Alperia improves safety by modeling penstock stress
Alperia is a 100% sustainable green tech company that produces energy from renewable sources. It owns and operates 34 hydro-electric plants in South Tyrol; 6 district heating plants; and manages an electricity grid spanning 8,735 km. It is the third largest provider of renewable energy in Italy, providing service to nearly 341,000 customers in the country.
As one of the biggest producers of energy in the region, safety is a top priority for Alperia. One area of particular concern for the company is monitoring and maintaining its penstocks–groups of pipes that transport pressurized water from reservoirs or dams to turbines in their hydro-electric power plants.
Penstocks are particularly vulnerable to rupture. In addition to the incredible strain of carrying thousands of gallons of pressurized water a day, they are subject to environmental stressors like weather and temperature fluctuations. Even seemingly minor seismic movements could potentially compromise their integrity–a risk exacerbated by the fact that Alperia’s penstocks are located in a mountainous region of Italy prone to landslides. A pipe rupture has the potential to trigger a catastrophe of epic proportions, so ensuring that their penstocks remain in optimal condition is more than just an operational concern for Alperia–it’s a matter of life and death.
A Healthy Distance
In addition to improving safety, Alperia wanted to improve its remote monitoring system to save on hardware, maintenance and operational costs. Its penstocks were located high up in the mountains, a good 6-8 hour drive away from civilization, so the more they could monitor from a distance, the more the company would save in time, maintenance and manpower. But the gauge sensors typically used to measure penstock strain came with a hefty price tag; buying enough of them to install on all the company’s penstocks would be exorbitantly expensive.
An AI Partner with Industry Experience
Alperia wanted to see if machine learning technology could help the company improve its current process, so it opened its business case up to pitches at the 2019 WhatAVenture Innovation Summit. Fieldbox won the pitch contest with a proposal on leak detection.
Fieldbox’s team worked closely with Alperia’s engineering experts, examining the on-site challenges from every angle, reviewing historical data, and assessing the company’s budget and available resources to decide on the best plan of attack. They put together a project schedule, then opened up the Fieldbox platform to Alperia’s experts so the team could work together collaboratively using common tools.
Saving on Sensors with Behavioral Modeling
The project team decided to install strain gauges and 3D GPS sensors on a select sample of penstocks to monitor pipeline strain and behavioral response to weather, temperature, energy production and other environmental stressors.

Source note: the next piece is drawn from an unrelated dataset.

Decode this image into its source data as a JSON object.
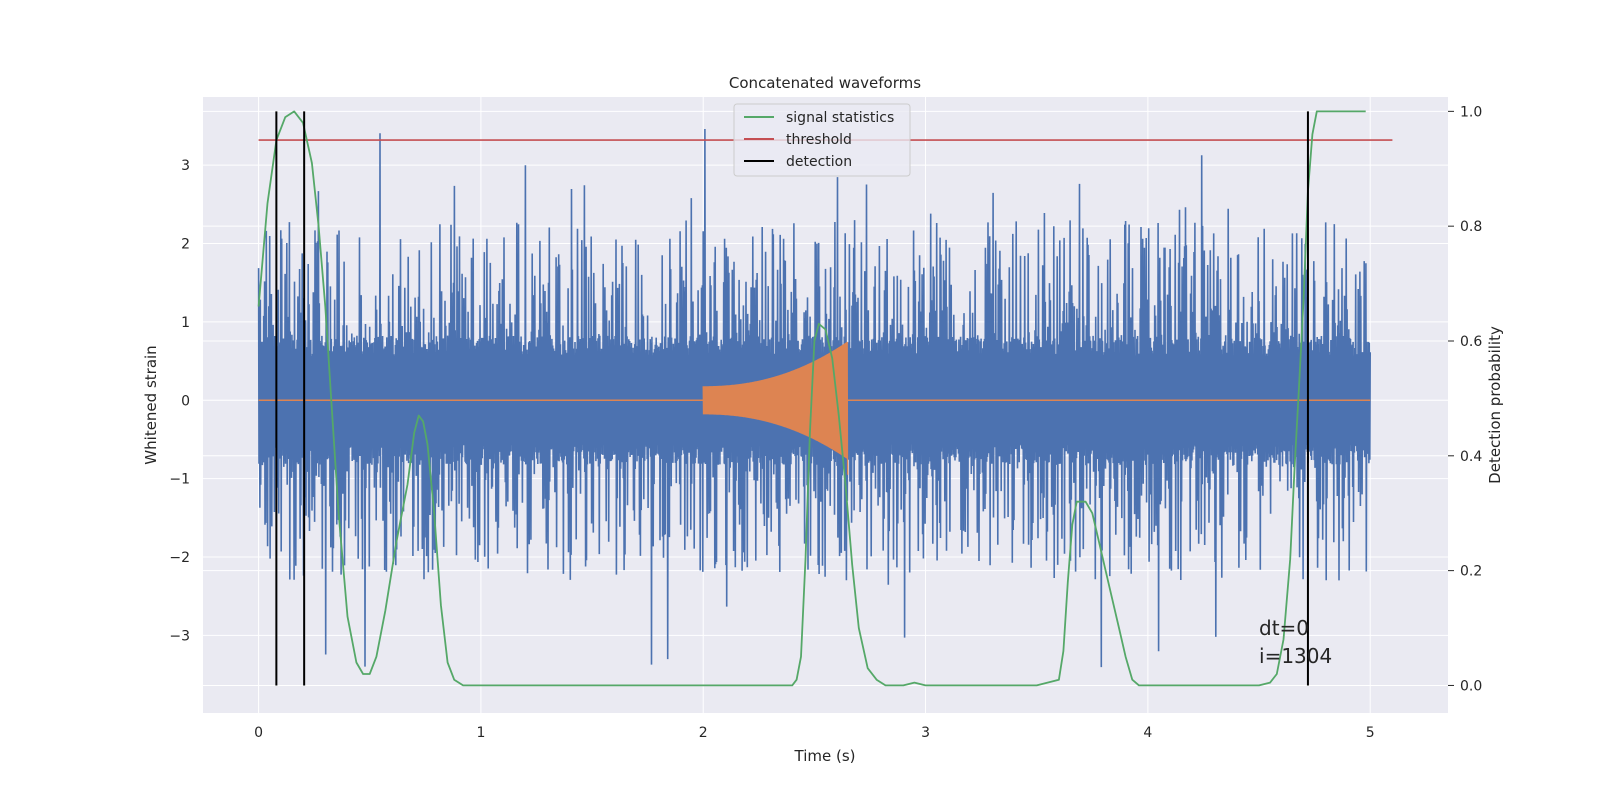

The strain gauges captured traditional data, while the GPS sensors captured micromovements in the penstocks and the concrete blocks containing them.
The team then used the data collected and AI technology to create a behavioral model that could accurately pick up on danger signs and accurately predict when a penstock was likely to rupture using only GPS data, since GPS sensors are much cheaper and easier to install than strain gauges.
Fieldbox also built a dashboard that allowed Alperia’s operations team to monitor sensor data from a remote, centralized location, saving them unnecessary trips to and from the mountains to check on penstocks in person. In case of trouble, the dashboard provided alerts with precise GPS data pinpointing the problem area, so that Alperia’s team could travel directly to the right location without wasting any time.
Improve Hydroelectric Infrastructure Safety
by using AI to better understand how penstocks and galleries react to surrounding environmental factors.
Reduce Hardware Costs
by implementing a virtual monitoring system that measures penstock strain with GPS sensors that are cheaper and easier to install than strain gauges.
Reduce the Cost of Penstock Safety Operations
with better reporting (real-time, centralized, remote) and system alerts.
Assess the Benefits of a Centralized Data Platform
to develop, train and deploy other AI models for hydraulic engineering.
The Hydrobox Solution
By providing Alperia with real-time control of their penstocks, the new digital monitoring system, dubbed Hydrobox, has not only improved hydroelectric infrastructure and worker safety, it allows the company to gather data that helps it dig deeper into the root causes of penstock rupture, allowing Alperia to maintain its position as a leader in the field of safety innovation.
Having an accurate behavioral model and ongoing access to real-time data also helps Alperia plan maintenance in advance and design a schedule that reduces both inspection and maintenance downtime. And because the solution optimizes GPS sensor use, the company saves money because it needs to purchase fewer sensors that are also less expensive.
A Promising Future
With the success of the Hydrobox project, Alperia is optimistic about the potential for AI in the future of energy production. “We think AI solutions can assist us in optimizing maintenance operations, for instance by monitoring acoustics in plant components to detect anomalies early,” says Theiner. “And if we look at production planning, combining an AI analysis of weather data with predictive market analysis, could potentially help us optimize production in order to obtain the best spot prices in the electricity market.”
As for Fieldbox, the insights gleaned from developing Hydrobox will help the AI operator develop future behavioral models for large infrastructure projects, such as dam or railway surveillance.
The road ahead looks promising for AI innovation, energy and infrastructure safety.